Hingga tak lama kemudian suara mobil Rony terdengar memasuki pekarangan rumah. Segera Salma berdiri dari duduknya.

Ceklek

Pintu utama terbuka lebar dan menampakkan sosok Rony dengan pakaian kantornya yang mulai terlihat sedikit berantakan. Salma mendekat, mengulurkan tangannya untuk mengambil alih tas kerja milik suaminya.

"Mas, kenapa baru pulang?"

Rony diam, entah apa yang telah lelaki itu pikirkan Salma tak tau.

"Mas mau mandi atau makan dulu," bukannya menjawab, Rony malah beranjak pergi menuju kamarnya. Melepaskan jam yang melingkar pada pergelangan tangannya, kemudian dasi yang mellit lehernya. Salma tetap diam dan mengikuti setiap langkah lelaki itu beranjak.

Salma menyiapkan segala kebutuhan sang suami meski sampai mereka hendak tidur, Rony masih saja mendiamkannya.

"Mas—"

"Aku gak suka sama tindakan mu hari ini Sal." Potong lekaki itu cepat. Menghentikan suara Salma yang hendak mengatakan sesuatu.

Sepertinya sudah cukup sabar Salma hari ini. Wanita itu pada akhirnya mendongak dan menatap lekat mata tajam suaminya.

"Lalu kamu suka aku yang bagaimana?" Tegas Salma mencoba memberanikan diri untuk mengeluarkan apa yang ia pendam. Tangan Salma terkepal erat, sudah cukup ia menahan amarahnya.

"Kamu—"

"Kamu mau aku yang diam saja ketika masalalu terindahmu itu mengatakan akan merebutmu dariku? Apa aku harus diam saja ketika wanita itu berniat untuk menghancurkan pernikahan kita? Apa aku juga harus diam saja bahwa wanita itu bukan hanya berniat mau menghancurkan aku tapi JUGA ANAK AKU?! Apa aku harus diam aja dengan semua itu mas?!"

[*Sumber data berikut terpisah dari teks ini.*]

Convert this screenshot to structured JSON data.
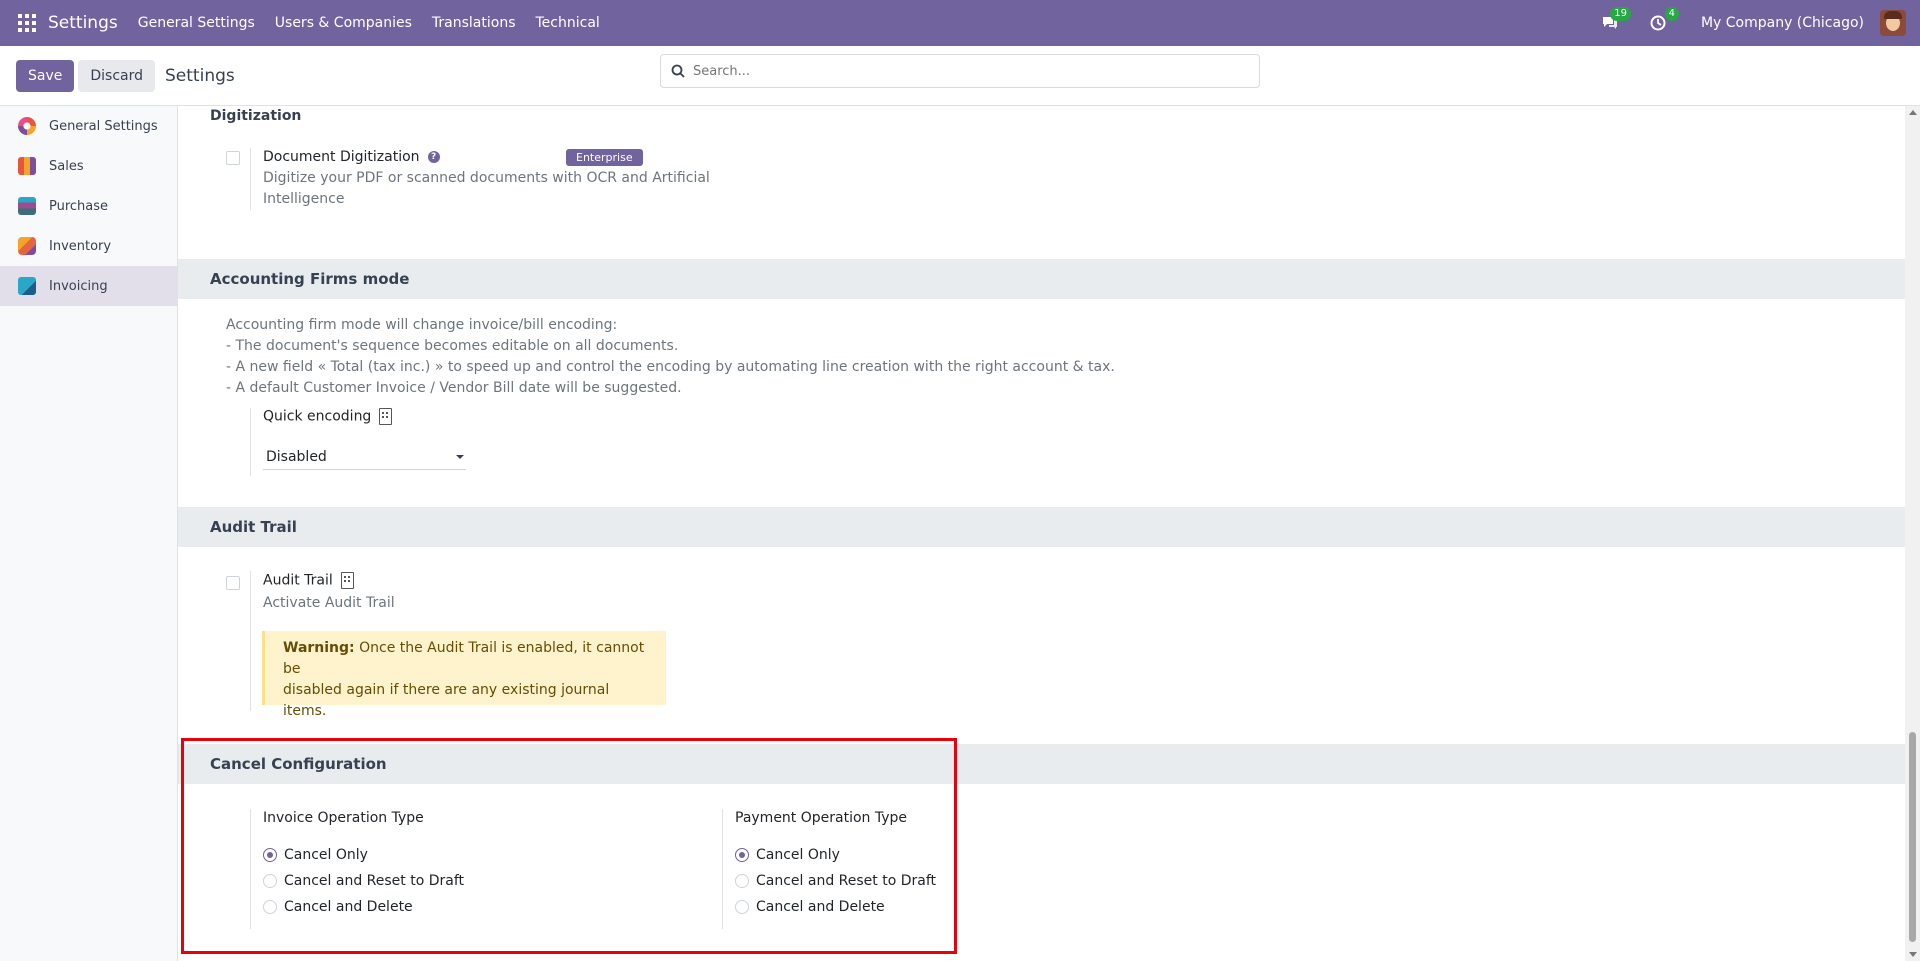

"Aku tau kok aku salah udah nampar dia, aku salah karena udah menyakiti salah satu bagian tubuh WANITA TERCINTAMU ITU. Tapi aku melakukannya bukan tanpa sebab, aku hanya marah ketika dia begitu percaya diri bahwa dia bisa mengalihkan pandangmu dari aku. Nyatanya memang benar, aku masih belum ada apa apa nya dibanding dia. Kamu bela dia tepat dihadapan aku. Kamu pikir aku gak sakit hati dengan itu mas? Kamu bentak aku dihadapan banyak orang bahkan dihadapan Bianca. Haha dia pasti seneng udah berhasil melakukan apa yang dia mau." Salma mengakhiri kalimatnya itu dengan tawa yang begitu menyedihkan. Tatapan penuh rasa bersalah nampak begitu hebat dari mata Rony.

"Maaf," lirih lelaki itu dengan tangan yang mencoba menjangkau tangan sang istri. Namun Salma lebih duku menghempasnya.

"Mas, aku cape. Aku cape kalo cuma harus jadi pelarian kamu. Aku punya hati mas.

"Dulu, aku fine fine aja ketika kamu hampiri aku ketika lagi butuh aja. Tapi kali ini aku udah gak bisa. Batas kesabaranku sudah habis. Aku gak bisa hidup sama seseorang yang masih terbayang bayang sama masalalunya. Karena sampai kapanpun aku gak akan pernah menang dari wanita itu bukan?"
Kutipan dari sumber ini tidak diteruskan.